The integration of statistical and geochemical approaches was applied to explore the hydrochemistry of groundwater and its risk level/suitability for irrigation utilization at the southeastern part of Ordos Basin. It was found that the geochemistry of groundwater displays Na+ > Ca2+ > Mg2+ > K+, HCO3 > SO42− > Cl > NO3 trend, and 86.67% of the area is fresh water (TDS < 1 g/L) with HCO3 type, and changing to brackish water (1 g/L < TDS < 3 g/L) with HCO3 type, SO4, HCO3·Cl, Cl·SO4 along the groundwater flow direction (near the Luohe River upstream), and salt water (TDS > 1 g/L) on the northwest side of the study area. It is mainly due to the impact of human activities.

TH, pH, TDS and other major ions are within the specified limits for drinking and irrigation purposes. The high NO3 in the groundwater may be caused by over application of manures as fertilizer, wastewater and solid waste disposal. Several parameters, SAR, RSC, Na%, PI, MR and KR, have been calculated to evaluate the groundwater suitability for irrigation use. The results demonstrate that 91% of the groundwater is free of risk for irrigation purpose. The Na% value of majority of the samples suggests their suitability for irrigation. The RSC values indicate most groundwater samples are suitability for irrigation with few exceptions in certain locations. The PI suggests groundwater quality is moderate to good for irrigation.

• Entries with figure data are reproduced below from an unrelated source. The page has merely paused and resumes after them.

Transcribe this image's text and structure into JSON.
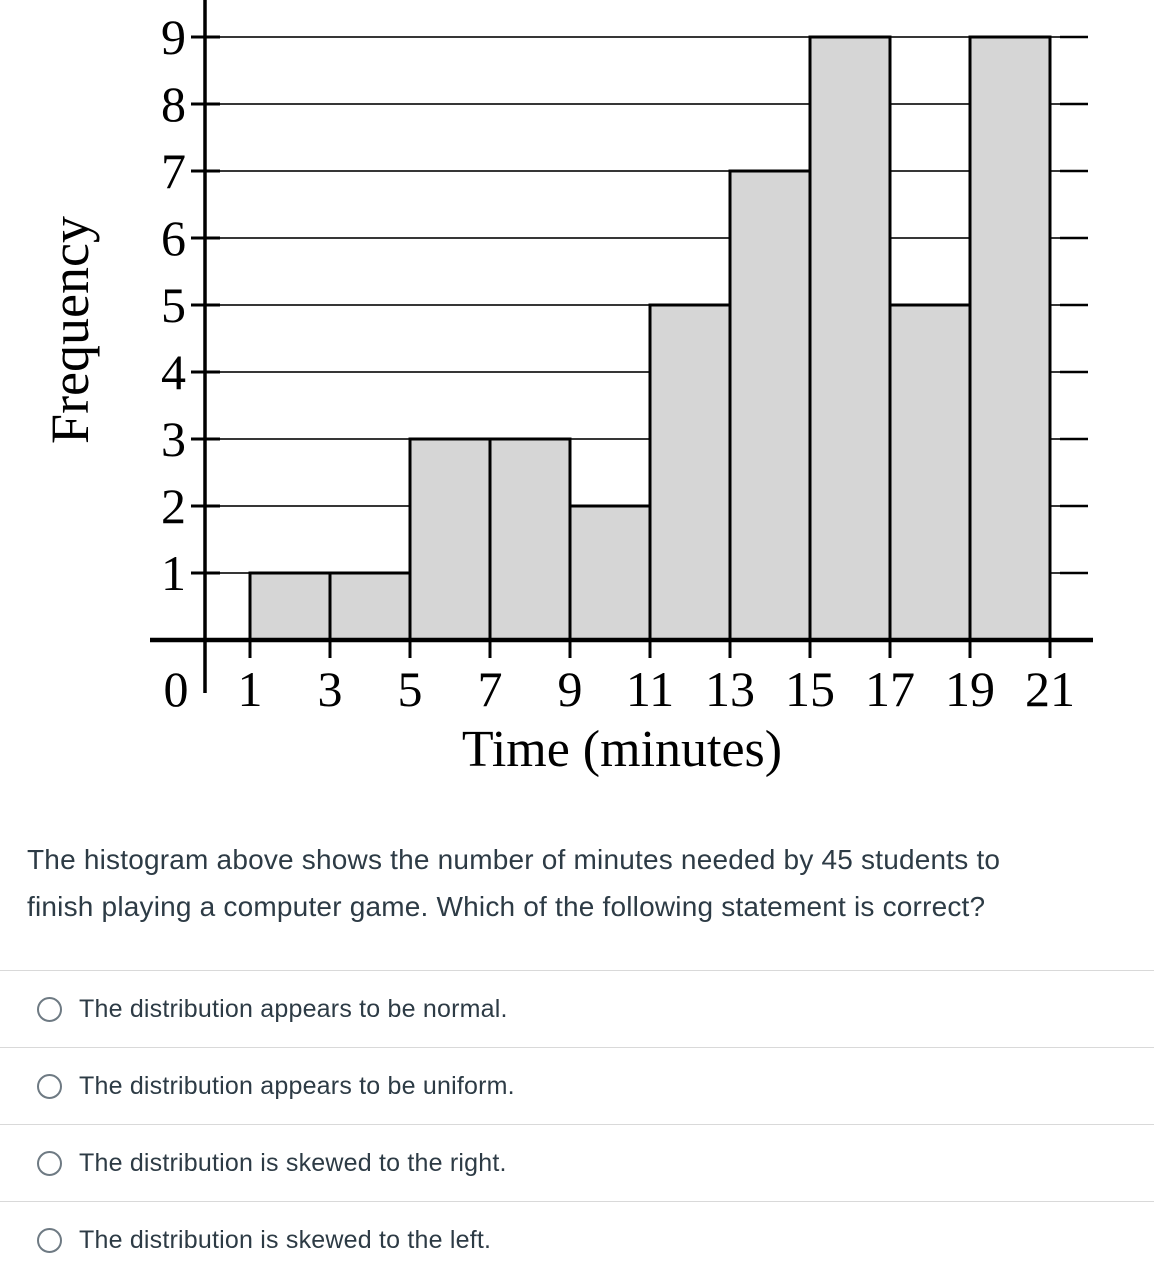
{
  "chart_data": {
    "type": "bar",
    "subtype": "histogram",
    "title": "",
    "xlabel": "Time (minutes)",
    "ylabel": "Frequency",
    "bin_edges": [
      1,
      3,
      5,
      7,
      9,
      11,
      13,
      15,
      17,
      19,
      21
    ],
    "frequencies": [
      1,
      1,
      3,
      3,
      2,
      5,
      7,
      9,
      5,
      9
    ],
    "x_ticks": [
      1,
      3,
      5,
      7,
      9,
      11,
      13,
      15,
      17,
      19,
      21
    ],
    "y_ticks": [
      1,
      2,
      3,
      4,
      5,
      6,
      7,
      8,
      9
    ],
    "origin_label": "0",
    "xlim": [
      0,
      22
    ],
    "ylim": [
      0,
      9.6
    ],
    "grid": true,
    "bar_fill": "#d6d6d6",
    "bar_stroke": "#000000",
    "total_count": 45
  },
  "question": {
    "line1": "The histogram above shows the number of minutes needed by 45 students to",
    "line2": "finish playing a computer game. Which of the following statement is correct?"
  },
  "options": [
    {
      "label": "The distribution appears to be normal.",
      "selected": false
    },
    {
      "label": "The distribution appears to be uniform.",
      "selected": false
    },
    {
      "label": "The distribution is skewed to the right.",
      "selected": false
    },
    {
      "label": "The distribution is skewed to the left.",
      "selected": false
    }
  ],
  "colors": {
    "text": "#2d3b45",
    "divider": "#d9d9d9",
    "radio_border": "#6e7a83",
    "grid_line": "#1a1a1a"
  }
}
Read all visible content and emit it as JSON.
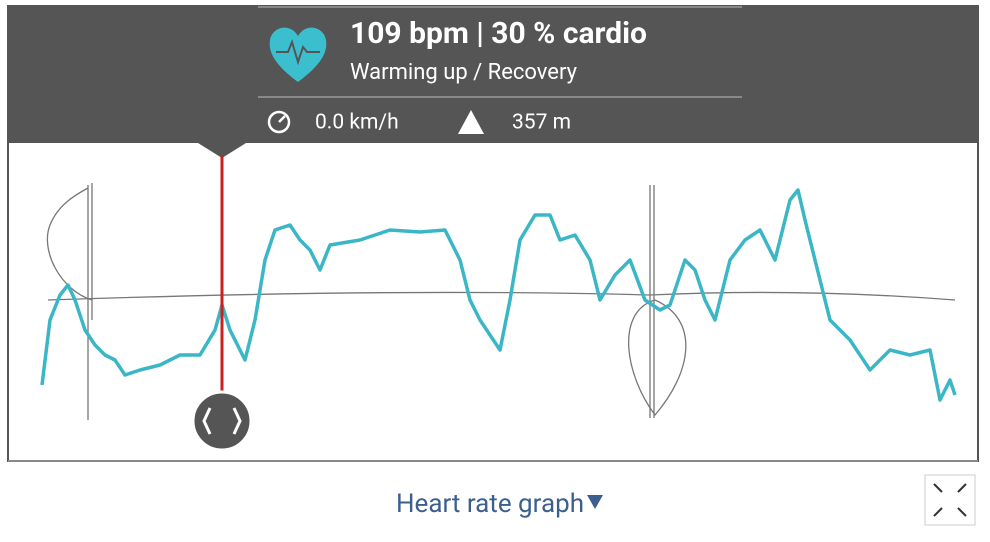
{
  "header": {
    "title": "109 bpm | 30 % cardio",
    "subtitle": "Warming up / Recovery",
    "speed": "0.0 km/h",
    "altitude": "357 m"
  },
  "footer": {
    "graph_selector": "Heart rate graph"
  }
}
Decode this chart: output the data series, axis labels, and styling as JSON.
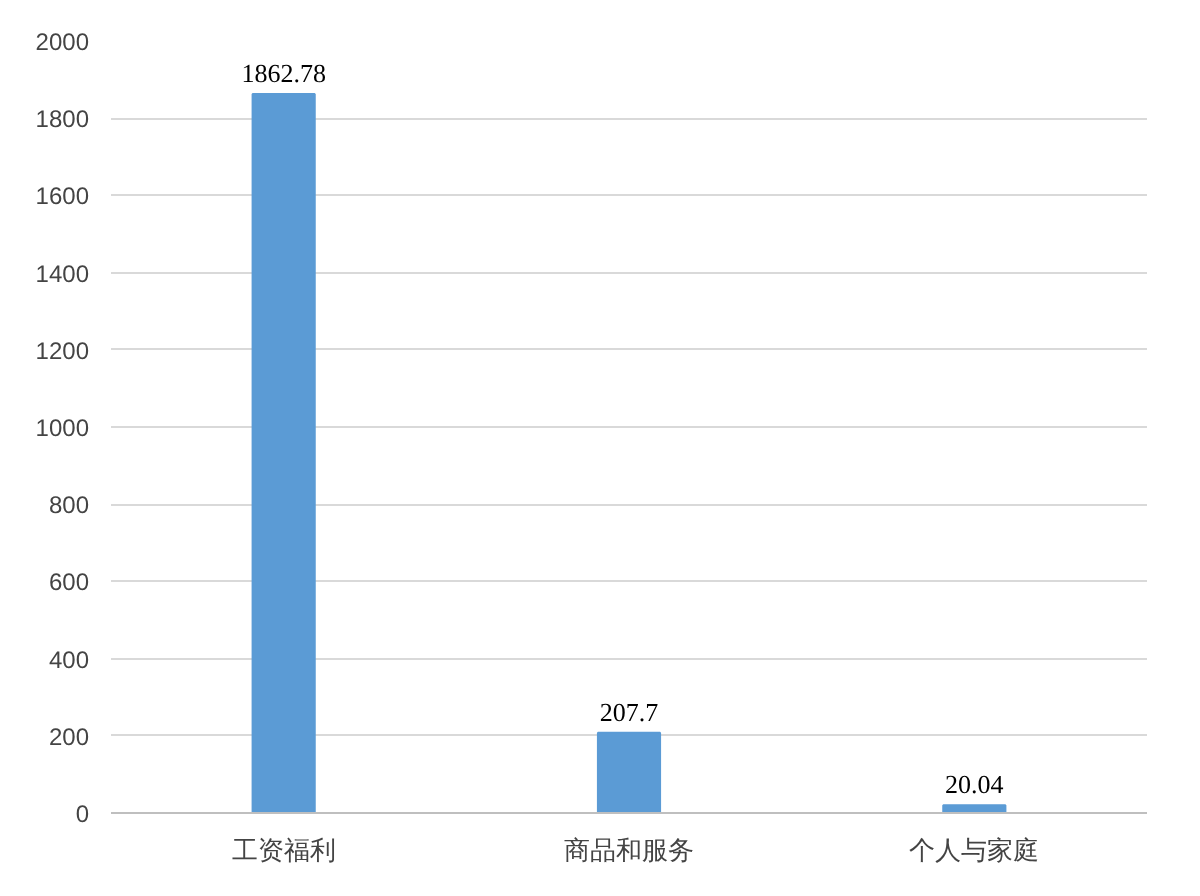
{
  "chart_data": {
    "type": "bar",
    "categories": [
      "工资福利",
      "商品和服务",
      "个人与家庭"
    ],
    "values": [
      1862.78,
      207.7,
      20.04
    ],
    "color": "#5b9bd5",
    "ylim": [
      0,
      2000
    ],
    "yticks": [
      0,
      200,
      400,
      600,
      800,
      1000,
      1200,
      1400,
      1600,
      1800,
      2000
    ],
    "grid": "y",
    "data_labels": true
  }
}
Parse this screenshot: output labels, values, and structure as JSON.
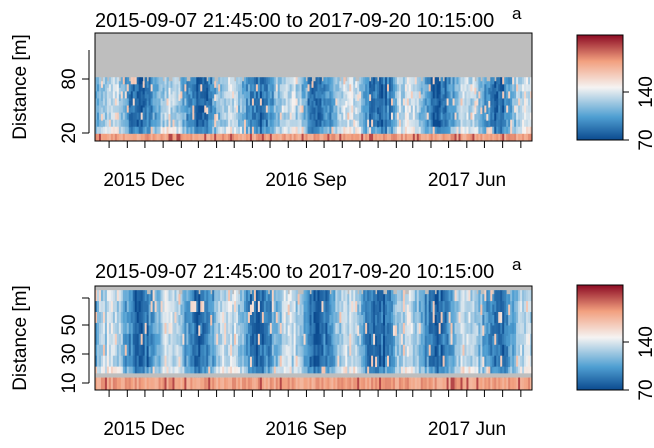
{
  "palette": {
    "low": "#0b4a8f",
    "mid_low": "#4f9fd2",
    "mid": "#f5f3f2",
    "mid_high": "#f2a07f",
    "high": "#8c0b24",
    "mask": "#bebebe"
  },
  "chart_data": [
    {
      "type": "heatmap",
      "title": "2015-09-07 21:45:00 to 2017-09-20 10:15:00",
      "corner_label": "a",
      "xlabel": "",
      "ylabel": "Distance [m]",
      "xlim": [
        "2015-09-07",
        "2017-09-20"
      ],
      "x_ticks": [
        "2015 Dec",
        "2016 Sep",
        "2017 Jun"
      ],
      "x_tick_dates": [
        "2015-12-01",
        "2016-09-01",
        "2017-06-01"
      ],
      "ylim": [
        10,
        115
      ],
      "y_ticks": [
        20,
        80
      ],
      "colorbar": {
        "range": [
          70,
          165
        ],
        "ticks": [
          70,
          140
        ]
      },
      "mask_above_distance": 72,
      "bottom_band_distance": [
        10,
        17
      ]
    },
    {
      "type": "heatmap",
      "title": "2015-09-07 21:45:00 to 2017-09-20 10:15:00",
      "corner_label": "a",
      "xlabel": "",
      "ylabel": "Distance [m]",
      "xlim": [
        "2015-09-07",
        "2017-09-20"
      ],
      "x_ticks": [
        "2015 Dec",
        "2016 Sep",
        "2017 Jun"
      ],
      "x_tick_dates": [
        "2015-12-01",
        "2016-09-01",
        "2017-06-01"
      ],
      "ylim": [
        5,
        80
      ],
      "y_ticks": [
        10,
        30,
        50
      ],
      "colorbar": {
        "range": [
          70,
          165
        ],
        "ticks": [
          70,
          140
        ]
      },
      "mask_above_distance": 77,
      "mask_band_distance": [
        14,
        17
      ],
      "bottom_band_distance": [
        5,
        14
      ]
    }
  ]
}
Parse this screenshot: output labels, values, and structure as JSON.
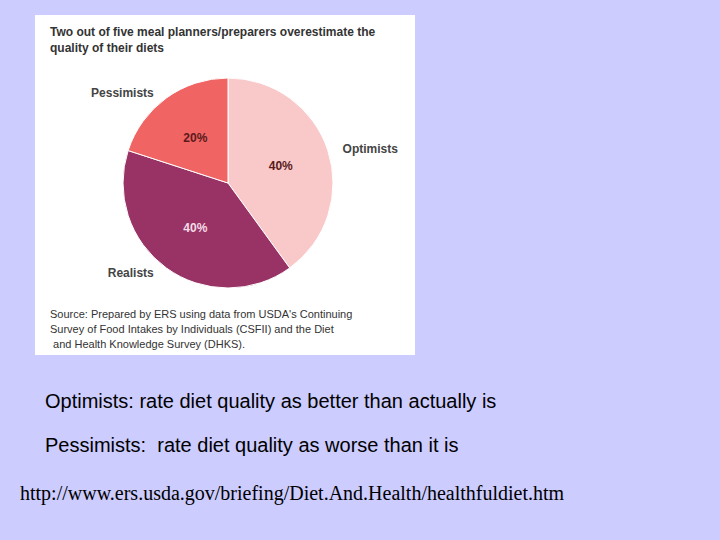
{
  "chart_data": {
    "type": "pie",
    "title": "Two out of five meal planners/preparers overestimate the quality of their diets",
    "categories": [
      "Optimists",
      "Realists",
      "Pessimists"
    ],
    "values": [
      40,
      40,
      20
    ],
    "value_labels": [
      "40%",
      "40%",
      "20%"
    ],
    "colors": [
      "#f9c9c9",
      "#993366",
      "#f06464"
    ],
    "data_labels": true,
    "annotations": [
      "Source: Prepared by ERS using data from USDA's Continuing Survey of Food Intakes by Individuals (CSFII) and the Diet and Health Knowledge Survey (DHKS)."
    ]
  },
  "notes": [
    "Optimists: rate diet quality as better than actually is",
    "Pessimists:  rate diet quality as worse than it is"
  ],
  "url": "http://www.ers.usda.gov/briefing/Diet.And.Health/healthfuldiet.htm"
}
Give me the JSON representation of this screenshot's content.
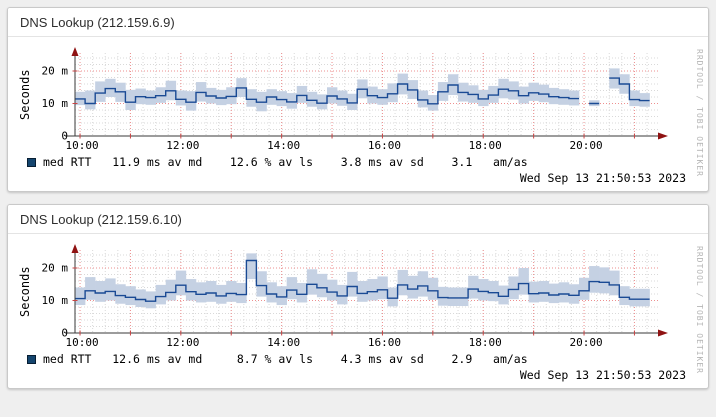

The Gibbs plot indicates that the hydrochemistry was predominantly controlled by chemical weathering and evaporation–precipitation. Water–rock interaction, mainly includes dissolution of carbonate mineral and silicate weathering. The PHREEQC models suggested that in about 96% of groundwater samples of calcite and dolomite was oversaturation. Obviously, halite in groundwater did not reach saturated; the trend has continued to dissolve.

Knowledge on irrigation water quality can help farmers to choose some alternatives faced to the potential water quality problems that might reduce crop production. The results will provide useful insights for the present and future planning, protection and allocation of usable groundwater supplies for irrigation in Ordos Basin and other similar areas worldwide.